5. Produk lokal yang premium berdaya saing di internasional

Instagram.com/thresia.mareta

Berkaca kepada produk yang dikurasi oleh LAKON Indonesia di LAKON Store, lulusan Arsitektur Universitas Tarumanagara ini mempertahankan standar kualitas premium. Tentu sambil menekankan proses produksi efisien agar harganya terjangkau.

"Karena kami tetap mengusung produk buatan lokal. Kami mencari karya terbaik dari dalam negeri untuk dipamerkan. LAKON Indonesia menjadi wadah bagi brand lokal unggulan, itu impian kami," jelas Thresia.

Thresia juga masih belajar soal fashion, tenun dan batik dengan riset pasar lokal dan internasional. Ia juga belajar mengenai pendekatan desain yang disesuaikan kebutuhan konsumen.

Namun, soal menjual produk lokal dengan kualitas premium ini ia juga menemui tantangan.

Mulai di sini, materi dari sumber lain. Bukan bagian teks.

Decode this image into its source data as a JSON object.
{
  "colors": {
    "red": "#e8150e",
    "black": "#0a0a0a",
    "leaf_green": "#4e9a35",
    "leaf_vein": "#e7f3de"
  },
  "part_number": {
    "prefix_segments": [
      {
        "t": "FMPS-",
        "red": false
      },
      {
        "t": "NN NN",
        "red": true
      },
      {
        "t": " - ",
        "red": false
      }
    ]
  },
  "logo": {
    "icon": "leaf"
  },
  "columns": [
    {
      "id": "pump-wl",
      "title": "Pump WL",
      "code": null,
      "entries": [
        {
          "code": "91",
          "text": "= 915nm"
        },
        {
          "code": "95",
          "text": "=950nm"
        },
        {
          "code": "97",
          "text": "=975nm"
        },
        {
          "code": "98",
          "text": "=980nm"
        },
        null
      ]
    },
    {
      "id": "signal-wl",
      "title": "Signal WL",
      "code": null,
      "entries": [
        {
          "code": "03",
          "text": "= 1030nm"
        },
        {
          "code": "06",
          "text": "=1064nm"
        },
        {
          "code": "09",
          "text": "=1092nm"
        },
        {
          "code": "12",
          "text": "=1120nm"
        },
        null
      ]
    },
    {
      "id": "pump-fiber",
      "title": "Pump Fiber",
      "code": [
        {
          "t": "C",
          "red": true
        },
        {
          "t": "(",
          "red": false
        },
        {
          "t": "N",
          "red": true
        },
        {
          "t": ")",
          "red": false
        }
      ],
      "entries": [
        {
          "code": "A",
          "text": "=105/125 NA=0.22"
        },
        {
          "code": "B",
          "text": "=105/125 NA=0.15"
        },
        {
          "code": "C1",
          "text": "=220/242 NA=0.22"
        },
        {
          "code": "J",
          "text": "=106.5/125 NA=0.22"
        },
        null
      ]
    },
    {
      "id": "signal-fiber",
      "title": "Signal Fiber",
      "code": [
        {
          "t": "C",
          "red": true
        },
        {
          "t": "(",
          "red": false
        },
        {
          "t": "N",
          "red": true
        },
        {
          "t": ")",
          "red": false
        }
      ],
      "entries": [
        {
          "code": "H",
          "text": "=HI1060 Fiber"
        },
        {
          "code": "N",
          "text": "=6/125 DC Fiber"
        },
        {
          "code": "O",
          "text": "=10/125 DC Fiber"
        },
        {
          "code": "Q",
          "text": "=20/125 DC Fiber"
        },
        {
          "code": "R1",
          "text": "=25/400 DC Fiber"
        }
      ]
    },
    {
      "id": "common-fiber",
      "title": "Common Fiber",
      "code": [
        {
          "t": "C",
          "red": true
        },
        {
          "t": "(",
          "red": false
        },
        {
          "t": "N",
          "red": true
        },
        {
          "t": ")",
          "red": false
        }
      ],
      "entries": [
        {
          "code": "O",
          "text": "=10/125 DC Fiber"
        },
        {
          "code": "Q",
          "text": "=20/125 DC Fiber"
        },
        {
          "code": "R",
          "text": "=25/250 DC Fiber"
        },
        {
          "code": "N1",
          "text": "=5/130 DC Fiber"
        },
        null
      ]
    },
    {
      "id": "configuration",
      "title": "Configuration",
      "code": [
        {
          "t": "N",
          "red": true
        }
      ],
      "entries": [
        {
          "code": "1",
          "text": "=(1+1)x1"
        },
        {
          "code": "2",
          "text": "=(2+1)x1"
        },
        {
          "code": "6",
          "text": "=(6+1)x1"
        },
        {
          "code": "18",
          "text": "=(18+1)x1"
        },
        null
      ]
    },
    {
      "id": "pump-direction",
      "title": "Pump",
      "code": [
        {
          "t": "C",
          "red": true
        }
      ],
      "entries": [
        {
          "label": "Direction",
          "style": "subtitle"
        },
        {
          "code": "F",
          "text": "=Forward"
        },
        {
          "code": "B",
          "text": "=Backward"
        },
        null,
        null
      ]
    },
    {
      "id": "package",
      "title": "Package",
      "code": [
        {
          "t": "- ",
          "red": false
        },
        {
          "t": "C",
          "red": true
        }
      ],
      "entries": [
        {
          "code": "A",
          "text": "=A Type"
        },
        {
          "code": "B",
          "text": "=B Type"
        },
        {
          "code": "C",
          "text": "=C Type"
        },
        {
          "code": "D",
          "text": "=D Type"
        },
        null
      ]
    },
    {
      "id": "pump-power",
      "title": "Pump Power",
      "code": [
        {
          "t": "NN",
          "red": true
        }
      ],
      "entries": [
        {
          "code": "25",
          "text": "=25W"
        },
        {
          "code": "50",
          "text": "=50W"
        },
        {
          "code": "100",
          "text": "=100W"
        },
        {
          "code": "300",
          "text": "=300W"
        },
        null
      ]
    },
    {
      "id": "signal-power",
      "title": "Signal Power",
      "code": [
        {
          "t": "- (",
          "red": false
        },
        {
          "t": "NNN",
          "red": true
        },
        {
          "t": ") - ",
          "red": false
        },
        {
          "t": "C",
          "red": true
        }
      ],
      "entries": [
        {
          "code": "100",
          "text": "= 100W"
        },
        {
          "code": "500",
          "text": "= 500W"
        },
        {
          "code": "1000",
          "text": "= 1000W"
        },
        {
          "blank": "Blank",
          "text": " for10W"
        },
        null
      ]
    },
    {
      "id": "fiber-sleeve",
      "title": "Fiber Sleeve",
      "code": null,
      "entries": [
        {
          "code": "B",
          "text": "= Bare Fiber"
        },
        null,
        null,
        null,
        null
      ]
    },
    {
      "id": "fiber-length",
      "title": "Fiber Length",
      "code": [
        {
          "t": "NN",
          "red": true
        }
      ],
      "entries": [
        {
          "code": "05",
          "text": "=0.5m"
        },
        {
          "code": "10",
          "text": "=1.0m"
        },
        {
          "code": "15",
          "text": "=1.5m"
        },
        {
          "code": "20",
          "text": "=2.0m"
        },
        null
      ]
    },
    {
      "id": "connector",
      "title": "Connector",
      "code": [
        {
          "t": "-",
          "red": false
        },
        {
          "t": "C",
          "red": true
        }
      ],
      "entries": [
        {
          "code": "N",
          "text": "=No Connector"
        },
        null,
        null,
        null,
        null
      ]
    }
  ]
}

Thresia menyebut harus melakukan 'efisiensi' dari A sampai Z untuk membuat harganya fit dan diterima secara luas di kalangan menengah.

"Saya tidak mau jual produk sembarangan, secara internasional bisa diterima. Saya sekarang bisa jual produk ini tanpa mengubah apapun, produk yang sama. Apa yang dibeli di Indonesia ini sama seperti produk yang dijual LAKON Indonesia di Paris," terangnya.

6. Eksplorasi dunia mode Indonesia dan tantangan terjalnya

Instagram.com/thresia.mareta

Perjalanan menuju industri fashion lokal yang lebih kuat masih menghadapi tantangan serius. Persoalan utama ada pada sumber daya, bahan baku hingga persaingan harga.

Pertama, sumber daya kalin dari produk lokal Indonesia bergantung terhadap bahan baku impor. Kedua, eksplorasi kain dari produk lokal dan desainer Indonesia juga belum banyak dan tidak banyak variasi.

Ini yang membuat tantangan untuk dunia mode Indonesia semakin lebar. Padahal untuk membangun ekosistem industri fashion yang berkelanjutan, dibutuhkan sinergi antara pelaku usaha, pemerintah, dan konsumen.

Thresia menekankan pentingnya memastikan para pengrajin mendapatkan bahan baku berkualitas dengan harga yang wajar.

"Dengan begitu mereka bisa menghasilkan produk bernilai dan kompetitif di pasar dalam maupun luar negeri," pungkasnya.

Itulah tadi cerita mengenai Thresia Mareta membangun ekosistem fashion melalui LAKON Indonesia. Ini adalah bentuk usaha agar pengrajin lokal punya 'napas' panjang karena menghasilkan produk berkualitas untuk dijual.